My youngest daughter is six weeks away from marking the half-way point of her sophomore year in college. She completed her freshman year on the campus of a nearby state university – just far enough away to warrant dorm residency and close enough to visit home for an afternoon, evening or weekend anytime the notion struck.

Now she is 400 miles away from home enrolled in a big-city, private college. My born and bred country mouse is thriving (by all reports) in the excitement of a major metropolis. Yee-gads!

When she first set off to college, she worried about me. “You’re not going to go off the deep end or anything are you?” she asked. “I mean the whole empty nest thing and all?”

I assured her that while I loved her dearly and would miss her greatly, I had been working toward this eventuality for 30 years and was kind of looking forward to it. I have to admit, the true separation anxiety didn’t settle into my heart and soul until this year. Four hundred miles feels like four thousand.

Empty nest, last baby to spread her wings and a few tearful moments here and there put aside, I am so proud of her I’m nearly busting open at the seems. Forget that she is following in – no make that surpassing in great leaps and bounds – her grandfather’s and mother’s journalistic endeavors. She has grabbed hold of her dream and she’s riding it like a cowgirl atop a bucking bronco, with her eye on the prize. Whether she holds on for the full ride, is thrown off a few times before reaching her goal, or decides to set her dream free and watch it gallop off without her, makes no difference in my eyes.

My thought (selfish desire?) that she’d decide the cosmopolitan life wasn’t her destiny after all and would return home post haste seems quite unlikely. If I have any remaining doubt, the life-size posters of Audrey Hepburn in Breakfast at Tiffany’s decorating her dorm-room walls say it all.

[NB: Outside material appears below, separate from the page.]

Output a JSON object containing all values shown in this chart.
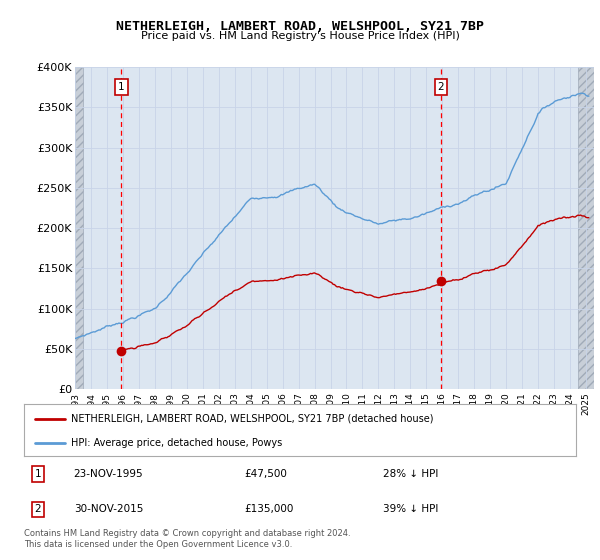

So why am I feeling like the bad mother? Because I’ve gone ahead and made the big change. I’ve re-purposed her bedroom! I moved my computer and files in, hooked up a phone line and made it my office. It’s not like I can’t change it back in one afternoon. And I haven’t boxed up all of her things (okay, a lot of them, but not all). I still have some of her artwork on the walls. I’ve hung only my out-of-season wardrobe in the closet with the few things she left behind. And I still have her collection of lucky St. Patrick’s Day figurines on display on the tiered shelf next to her bed.

Jumbled in with my office bric-a-brac, the cacophony is giving the impression that the room belongs to someone with a few too many personalities rattling around in her head (come to think of it, that might be a good thing for a writer). I’m hoping the newly painted, deep mauve walls help calm things down a bit. The color is Shakespeare’s Muse and I chose it without knowing the name. Is that providence or what? Perhaps it will motivate me over the next few years one tenth as much as my daughter has inspired me these last few months.

So, youngest child of mine, if you’re reading this (and I know you are), I hope you know that you can come back any time. You were the last to leave and it was harder to help you fly away from home, but that was my job all along. Now that you are showing me how to reach for a dream and ride it for all it’s worth, maybe some day I’ll be able to follow in your footsteps.

Oh, and just so this doesn’t go to your head, I’m equally as proud of your equally strong minded and free spirited sisters – who will be quick to remind you that their rooms were repurposed the minute the door closed behind them on their way out. And will also remind you they were welcomed with open arms when they returned.



  • Laura

    Mauve, huh? Sounds good to me. It took my parents a couple of years to erase my presence from their house, but once they did it, it was complete. “Get your things or we’re throwing them out.” What’s hardest, though, is that my room is no longer even referred to as my old room,. Yes, it is dad’s computer room and my brother’s old room is the tv room. But it was a liberating experience for me as well as them. It made me realize that I had started my real life, and perhaps knowing that there wasn’t a shrine to who I had been as a child was good for me, helped me really try to see my life as beyond my childhood home. So many of my peers never really left the home town (okay, New York City is pretty tempting, but still, you need to spread your wings), but I knew–and they knew too–that I needed out. Ladies, writers, mothers, daughters, enjoy the walls that enable you to thrive beyond those walls.

  • Daughter of a MAD Goddess

    Well, I felt like it was time I commented on your blog. I’m a bit worried about the “deep mauve” walls, but otherwise I’m sure all will be OK. Thank you for the lovely write-up. I’m glad you have so much faith in me. Also, thank you for all of the years of proofreading my papers and just putting up with me in general. :o) I love you mom!!!!